Every man ever was doomed to go no further than my friendzone the moment I recognized my lack of romantic orientation. I am the universal friendzoner, rejecting every man without giving him a breath of a chance, without mercy.
MUAHAHAHAHA
Various fill-out-able things and sometimes people: Single or taken?
Me: NO
I really wish there were more aro things not centered around asexuality
I mean aro aardvark is good for that, but it is largely submission based and a lot if ace people submit
I sort of want to make a blog for non-asexual aromantics but I don’t want to alienate anyone who’s asexual or divide the community or whatever
But if I made a blog for aros who are not asexual would there be interest?
Yes!

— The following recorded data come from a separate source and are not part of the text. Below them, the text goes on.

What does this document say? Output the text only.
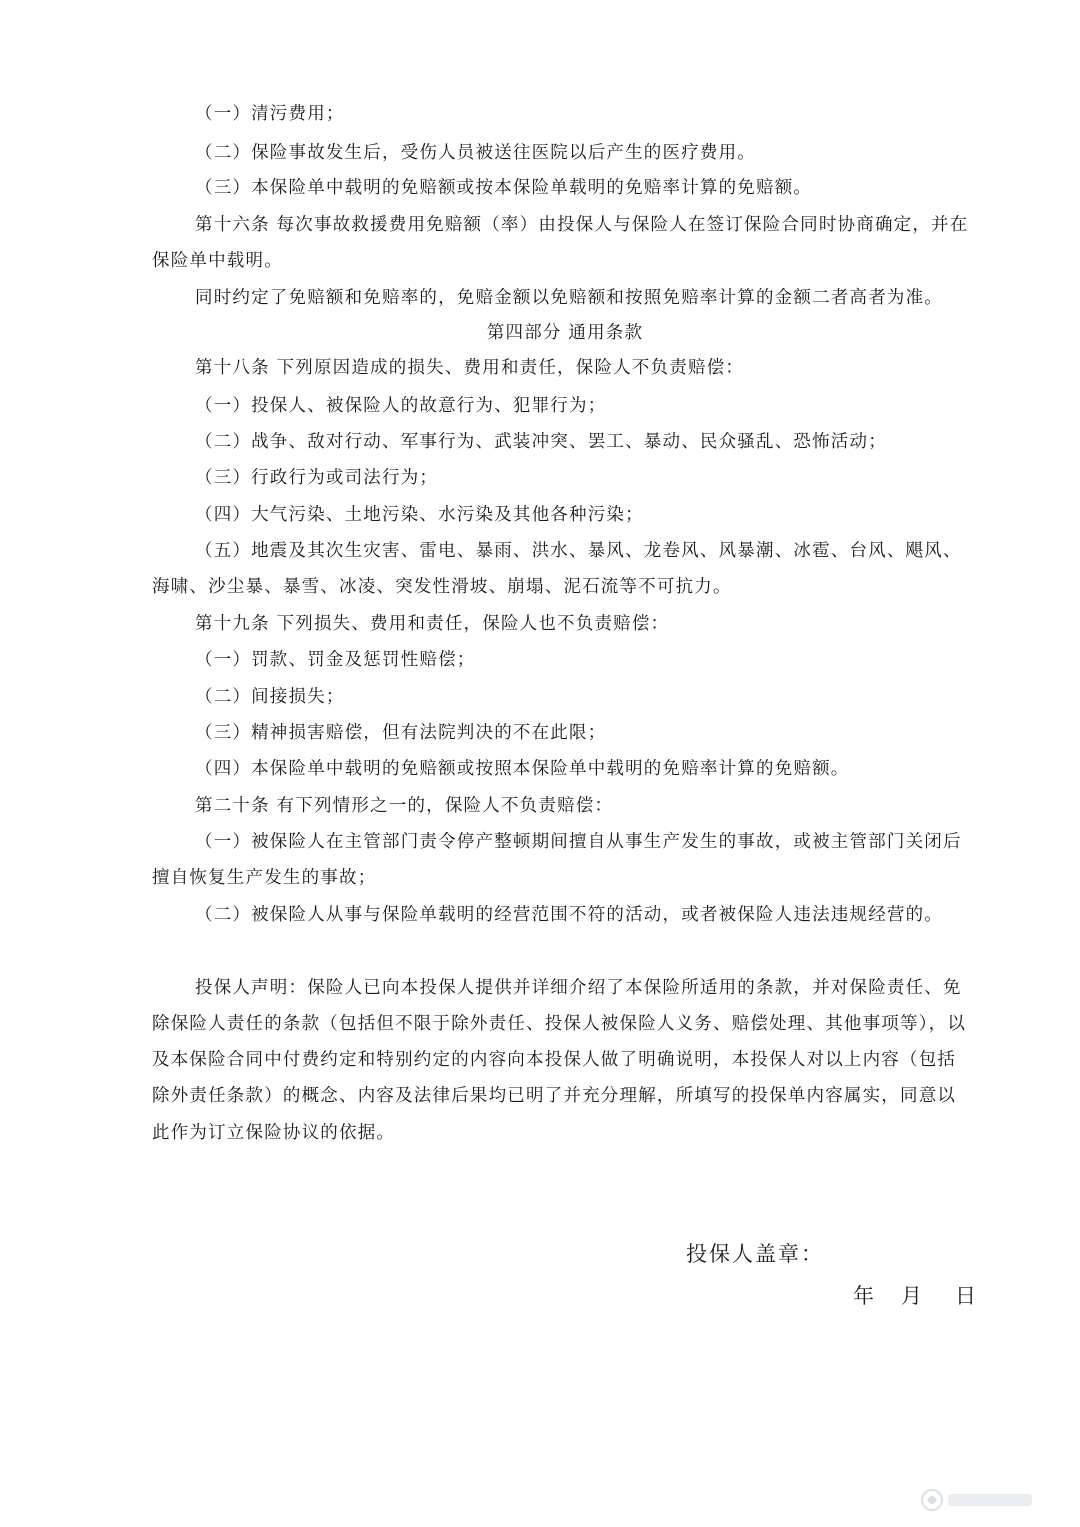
（一）清污费用；
（二）保险事故发生后，受伤人员被送往医院以后产生的医疗费用。
（三）本保险单中载明的免赔额或按本保险单载明的免赔率计算的免赔额。
第十六条 每次事故救援费用免赔额（率）由投保人与保险人在签订保险合同时协商确定，并在
保险单中载明。
同时约定了免赔额和免赔率的，免赔金额以免赔额和按照免赔率计算的金额二者高者为准。
第四部分 通用条款
第十八条 下列原因造成的损失、费用和责任，保险人不负责赔偿：
（一）投保人、被保险人的故意行为、犯罪行为；
（二）战争、敌对行动、军事行为、武装冲突、罢工、暴动、民众骚乱、恐怖活动；
（三）行政行为或司法行为；
（四）大气污染、土地污染、水污染及其他各种污染；
（五）地震及其次生灾害、雷电、暴雨、洪水、暴风、龙卷风、风暴潮、冰雹、台风、飓风、
海啸、沙尘暴、暴雪、冰凌、突发性滑坡、崩塌、泥石流等不可抗力。
第十九条 下列损失、费用和责任，保险人也不负责赔偿：
（一）罚款、罚金及惩罚性赔偿；
（二）间接损失；
（三）精神损害赔偿，但有法院判决的不在此限；
（四）本保险单中载明的免赔额或按照本保险单中载明的免赔率计算的免赔额。
第二十条 有下列情形之一的，保险人不负责赔偿：
（一）被保险人在主管部门责令停产整顿期间擅自从事生产发生的事故，或被主管部门关闭后
擅自恢复生产发生的事故；
（二）被保险人从事与保险单载明的经营范围不符的活动，或者被保险人违法违规经营的。
投保人声明：保险人已向本投保人提供并详细介绍了本保险所适用的条款，并对保险责任、免
除保险人责任的条款（包括但不限于除外责任、投保人被保险人义务、赔偿处理、其他事项等），以
及本保险合同中付费约定和特别约定的内容向本投保人做了明确说明，本投保人对以上内容（包括
除外责任条款）的概念、内容及法律后果均已明了并充分理解，所填写的投保单内容属实，同意以
此作为订立保险协议的依据。
投保人盖章：
年 月 日
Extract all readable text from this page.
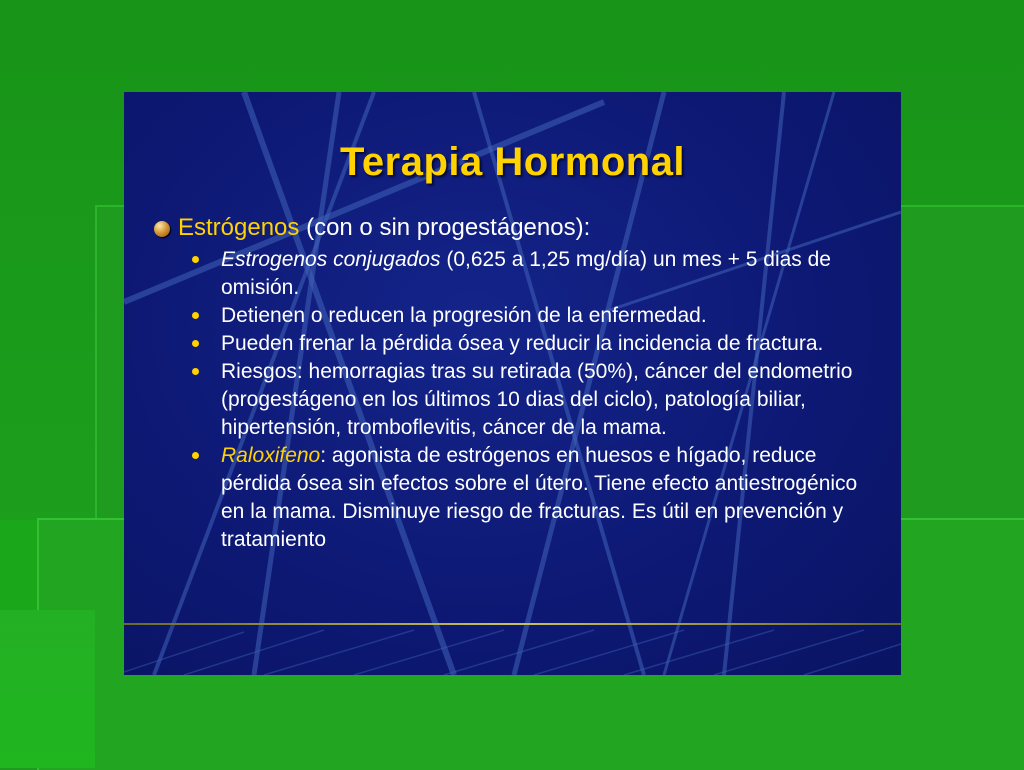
Terapia Hormonal
Estrógenos (con o sin progestágenos):
Estrogenos conjugados (0,625 a 1,25 mg/día) un mes + 5 dias de omisión.
Detienen o reducen la progresión de la enfermedad.
Pueden frenar la pérdida ósea y reducir la incidencia de fractura.
Riesgos: hemorragias tras su retirada (50%), cáncer del endometrio (progestágeno en los últimos 10 dias del ciclo), patología biliar, hipertensión, tromboflevitis, cáncer de la mama.
Raloxifeno: agonista de estrógenos en huesos e hígado, reduce pérdida ósea sin efectos sobre el útero. Tiene efecto antiestrogénico en la mama. Disminuye riesgo de fracturas. Es útil en prevención y tratamiento
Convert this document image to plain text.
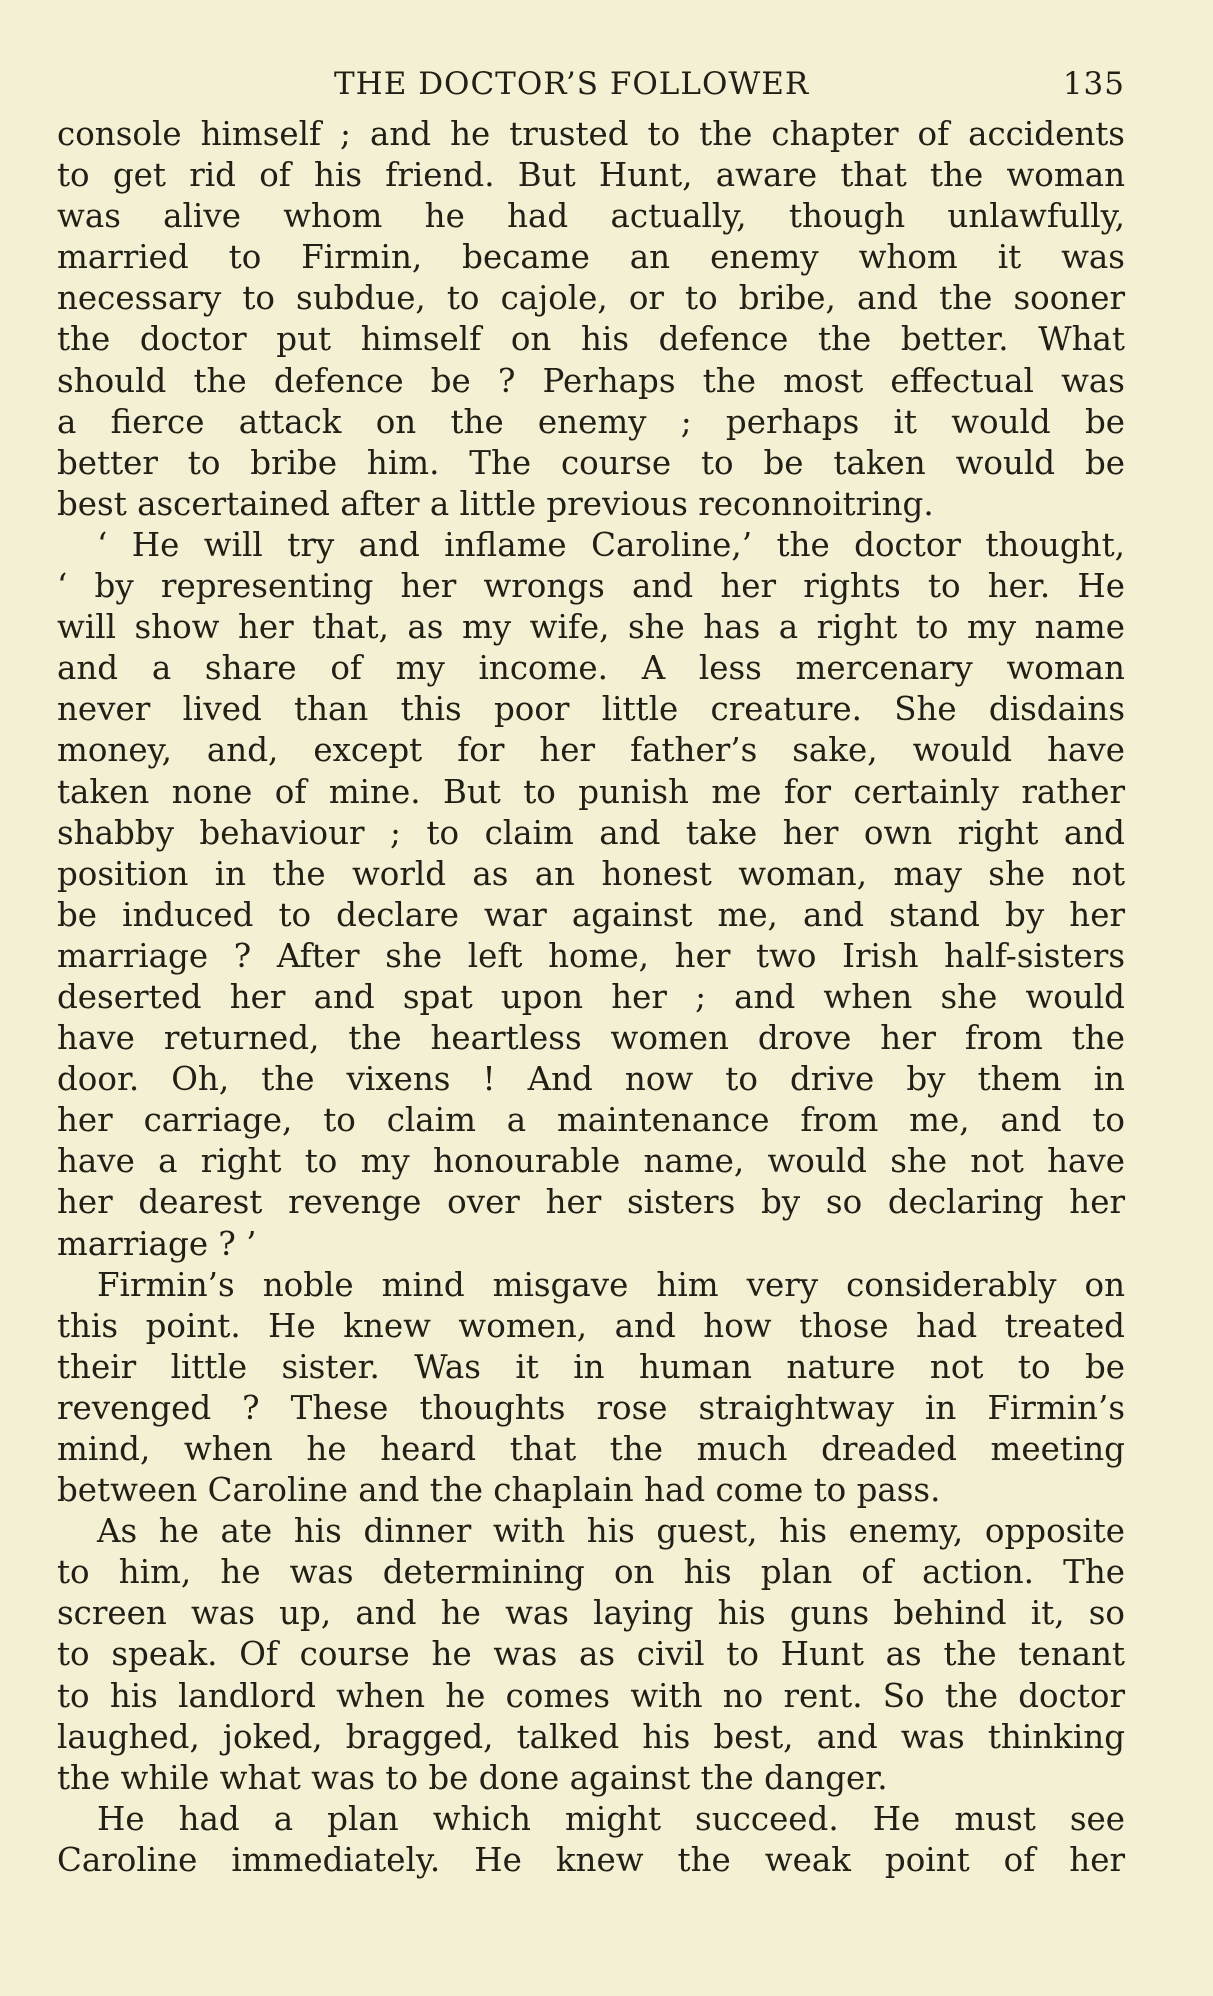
THE DOCTOR’S FOLLOWER	135
console himself ; and he trusted to the chapter of accidents
to get rid of his friend. But Hunt, aware that the woman
was alive whom he had actually, though unlawfully,
married to Firmin, became an enemy whom it was
necessary to subdue, to cajole, or to bribe, and the sooner
the doctor put himself on his defence the better. What
should the defence be ? Perhaps the most effectual was
a fierce attack on the enemy ; perhaps it would be
better to bribe him. The course to be taken would be
best ascertained after a little previous reconnoitring.
‘ He will try and inflame Caroline,’ the doctor thought,
‘ by representing her wrongs and her rights to her. He
will show her that, as my wife, she has a right to my name
and a share of my income. A less mercenary woman
never lived than this poor little creature. She disdains
money, and, except for her father’s sake, would have
taken none of mine. But to punish me for certainly rather
shabby behaviour ; to claim and take her own right and
position in the world as an honest woman, may she not
be induced to declare war against me, and stand by her
marriage ? After she left home, her two Irish half-sisters
deserted her and spat upon her ; and when she would
have returned, the heartless women drove her from the
door. Oh, the vixens ! And now to drive by them in
her carriage, to claim a maintenance from me, and to
have a right to my honourable name, would she not have
her dearest revenge over her sisters by so declaring her
marriage ? ’
Firmin’s noble mind misgave him very considerably on
this point. He knew women, and how those had treated
their little sister. Was it in human nature not to be
revenged ? These thoughts rose straightway in Firmin’s
mind, when he heard that the much dreaded meeting
between Caroline and the chaplain had come to pass.
As he ate his dinner with his guest, his enemy, opposite
to him, he was determining on his plan of action. The
screen was up, and he was laying his guns behind it, so
to speak. Of course he was as civil to Hunt as the tenant
to his landlord when he comes with no rent. So the doctor
laughed, joked, bragged, talked his best, and was thinking
the while what was to be done against the danger.
He had a plan which might succeed. He must see
Caroline immediately. He knew the weak point of her
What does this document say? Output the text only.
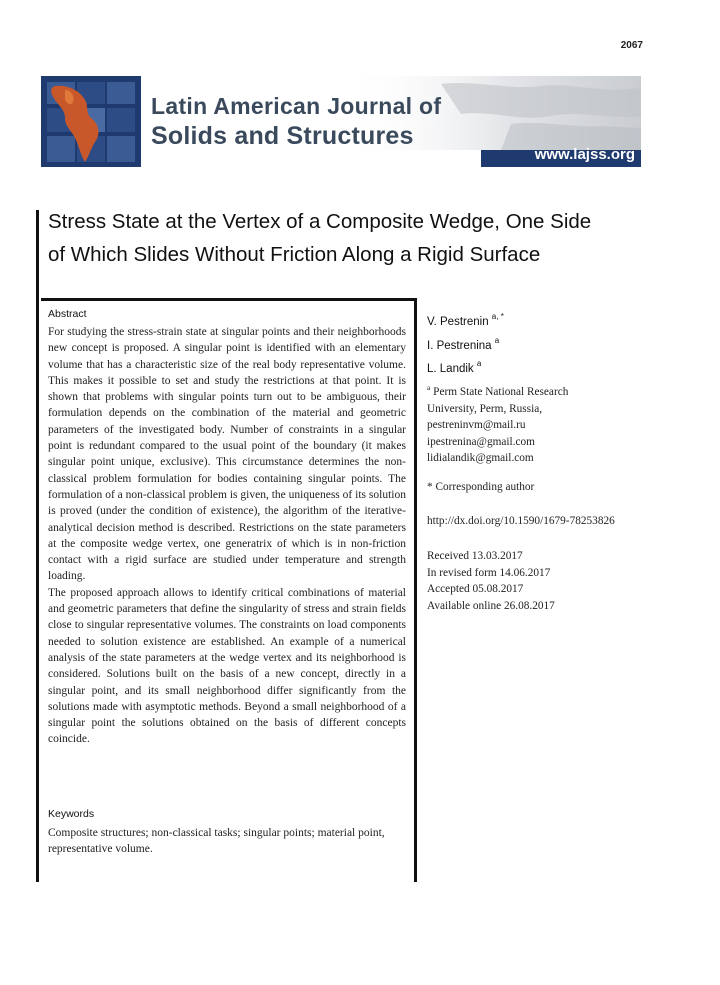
2067
Latin American Journal of
Solids and Structures
www.lajss.org
Stress State at the Vertex of a Composite Wedge, One Side
of Which Slides Without Friction Along a Rigid Surface
Abstract

For studying the stress-strain state at singular points and their neighborhoods new concept is proposed. A singular point is identified with an elementary volume that has a characteristic size of the real body representative volume. This makes it possible to set and study the restrictions at that point. It is shown that problems with singular points turn out to be ambiguous, their formulation depends on the combination of the material and geometric parameters of the investigated body. Number of constraints in a singular point is redundant compared to the usual point of the boundary (it makes singular point unique, exclusive). This circumstance determines the non-classical problem formulation for bodies containing singular points. The formulation of a non-classical problem is given, the uniqueness of its solution is proved (under the condition of existence), the algorithm of the iterative-analytical decision method is described. Restrictions on the state parameters at the composite wedge vertex, one generatrix of which is in non-friction contact with a rigid surface are studied under temperature and strength loading.

The proposed approach allows to identify critical combinations of material and geometric parameters that define the singularity of stress and strain fields close to singular representative volumes. The constraints on load components needed to solution existence are established. An example of a numerical analysis of the state parameters at the wedge vertex and its neighborhood is considered. Solutions built on the basis of a new concept, directly in a singular point, and its small neighborhood differ significantly from the solutions made with asymptotic methods. Beyond a small neighborhood of a singular point the solutions obtained on the basis of different concepts coincide.

Keywords
Composite structures; non-classical tasks; singular points; material point, representative volume.
V. Pestrenin $^{a, *}$
I. Pestrenina $^a$
L. Landik $^a$
$^a$ Perm State National Research
University, Perm, Russia,
pestreninvm@mail.ru
ipestrenina@gmail.com
lidialandik@gmail.com
* Corresponding author
http://dx.doi.org/10.1590/1679-78253826
Received 13.03.2017
In revised form 14.06.2017
Accepted 05.08.2017
Available online 26.08.2017
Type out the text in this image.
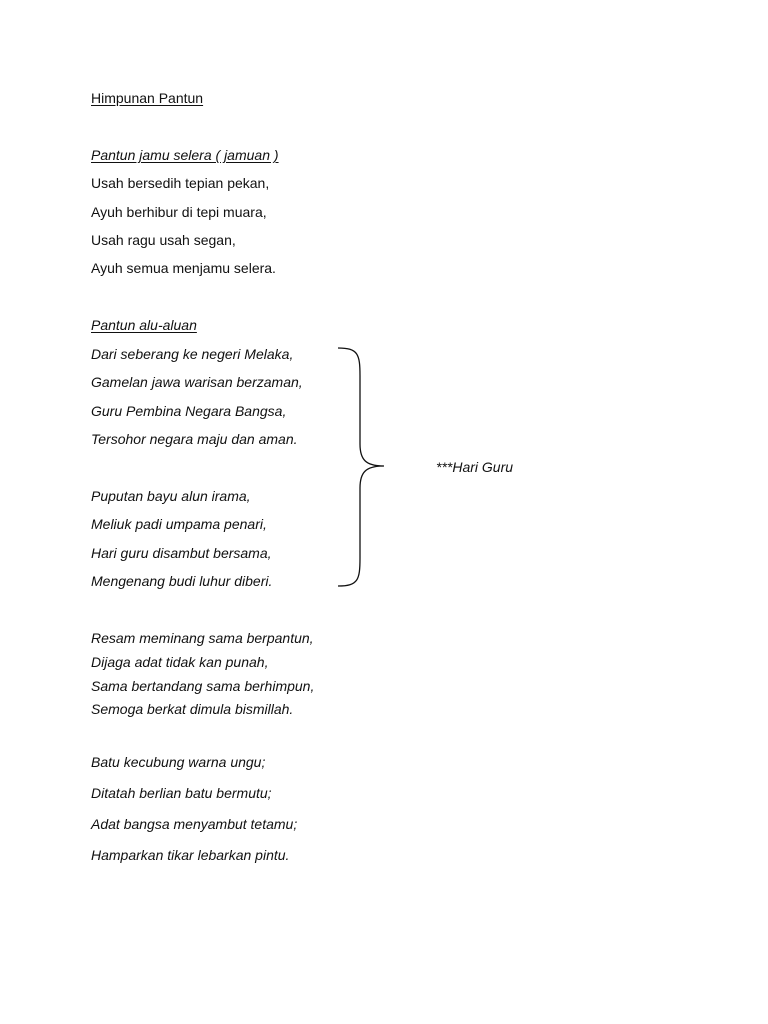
Himpunan Pantun

Pantun jamu selera ( jamuan )

Usah bersedih tepian pekan,

Ayuh berhibur di tepi muara,

Usah ragu usah segan,

Ayuh semua menjamu selera.

Pantun alu-aluan

Dari seberang ke negeri Melaka,

Gamelan jawa warisan berzaman,

Guru Pembina Negara Bangsa,

Tersohor negara maju dan aman.

Puputan bayu alun irama,

Meliuk padi umpama penari,

Hari guru disambut bersama,

Mengenang budi luhur diberi.

***Hari Guru

Resam meminang sama berpantun,

Dijaga adat tidak kan punah,

Sama bertandang sama berhimpun,

Semoga berkat dimula bismillah.

Batu kecubung warna ungu;

Ditatah berlian batu bermutu;

Adat bangsa menyambut tetamu;

Hamparkan tikar lebarkan pintu.
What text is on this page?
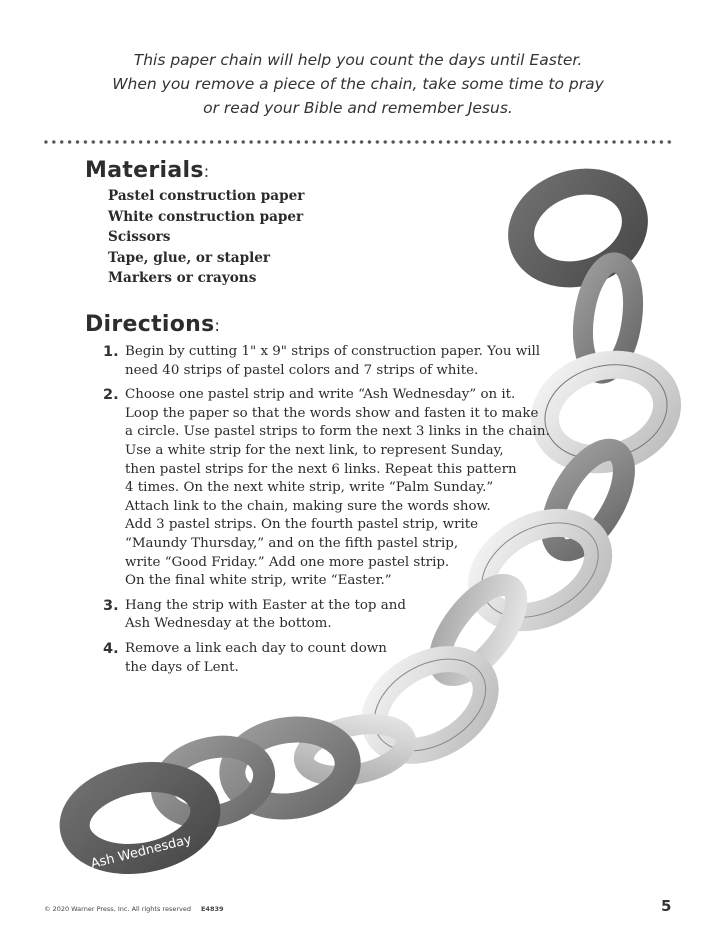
This paper chain will help you count the days until Easter.
When you remove a piece of the chain, take some time to pray
or read your Bible and remember Jesus.
Ash Wednesday
Materials:
Pastel construction paper
White construction paper
Scissors
Tape, glue, or stapler
Markers or crayons
Directions:
1. Begin by cutting 1" x 9" strips of construction paper. You will
need 40 strips of pastel colors and 7 strips of white.
2. Choose one pastel strip and write “Ash Wednesday” on it.
Loop the paper so that the words show and fasten it to make
a circle. Use pastel strips to form the next 3 links in the chain.
Use a white strip for the next link, to represent Sunday,
then pastel strips for the next 6 links. Repeat this pattern
4 times. On the next white strip, write “Palm Sunday.”
Attach link to the chain, making sure the words show.
Add 3 pastel strips. On the fourth pastel strip, write
“Maundy Thursday,” and on the fifth pastel strip,
write “Good Friday.” Add one more pastel strip.
On the final white strip, write “Easter.”
3. Hang the strip with Easter at the top and
Ash Wednesday at the bottom.
4. Remove a link each day to count down
the days of Lent.
© 2020 Warner Press, Inc. All rights reserved E4839	5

I don’t think (though I am only theorizing, being sexyaro myself) there would be anything particularly alienating about a space for aromantic things that weren’t ace-related, since the large asexual population in the aro demographic means a lot of aro spaces already end up a bit ace-based.
Squish feelings are so nice to experience now that I know what they are. “Wow, I just want to spend time dorking out with you and have silly inside jokes and know you well enough to comfort you when you’re having a bad day and pick you up at the airport at three in the morning and mutually fangeek over things,” without “IS THIS A CRUSH SHOULD I CONSIDER HITTING ON THEM ROMANTICALLY DO I ACTUALLY WANT THAT?” makes everything a lot more relaxed and easy to enjoy.
I’m actually finding myself intrigued by the Homestuck trolls’ romantic drama because, ironically, I find their concept of romantic/close-but-not-romantic relationships a lot more accurately reflective of the human experience than the weirdly linear romance/friendship/stranger ranking system that’s accepted as the norm.
Hell, it was probably designed that way. Hussie is human (NO WAI) after all. He just took a handful of relationship dynamics that already exist and gave them names and made them Official.
I often default to thinking that my boredom with romantic plots/subplots in media is due to my aro-ness, but it’s really just because most representations of romance are really poorly done.
What do you want in aromantic representation?
So, just to keep the conversation going, what do you want to see in terms of aromantic representation in fiction?
Reblogging to signal boost, and also to add my 2 cents!
I would LOVE to see a character who actually openly identifies themselves as “aromantic”, and who isn’t a walking stereotype. I’d like to see the idea of queerplatonic/quirkyplatonic/committed platonic relationships (whatever you wanna call them) explored more in fiction. I’d like to see aros who are soppy and overly affectionate in addition to ones who are cold and calculating. I mean, I don’t think there is anything wrong with the ‘cold and calculating aro’ trope because some aros are that way! I’d just like to see something in fiction that shows being aro isn’t just a side effect of being emotionally withdrawn. Basically I want ALL THE AROS in fiction, not just ones like Sherlock, and for the whole spectrum to be represented as well.
^pretty much that, although honestly, I’m more in the mood for an over-saturation of sappy/emotional aros since the closest we get to straight-up rep is Sherlock (who, while not always cold, is always somewhat emotionally removed from most people around him.)
The only other popular character I can think of who comes anywhere close is The Doctor, but while he’s sappy and not interested in romantic relationships with his companions, the fact that an alternate human version of him ends up romantically involved with one of them, his past marriage to another Time Lord, and his current marriage to an, er, non-human (*BARREL ROLL SPOILER DOGE*) all imply that he just seems aro most of the time because his big bad alien self just isn’t interested in us humans.
Source: fictionalaros
[image description: image of an Aardvark with grey, yellow and white in the background. Text says “ ‘Aromantic sexual? How is that even possible?’ ” at the top and “sigh” at the bottom.]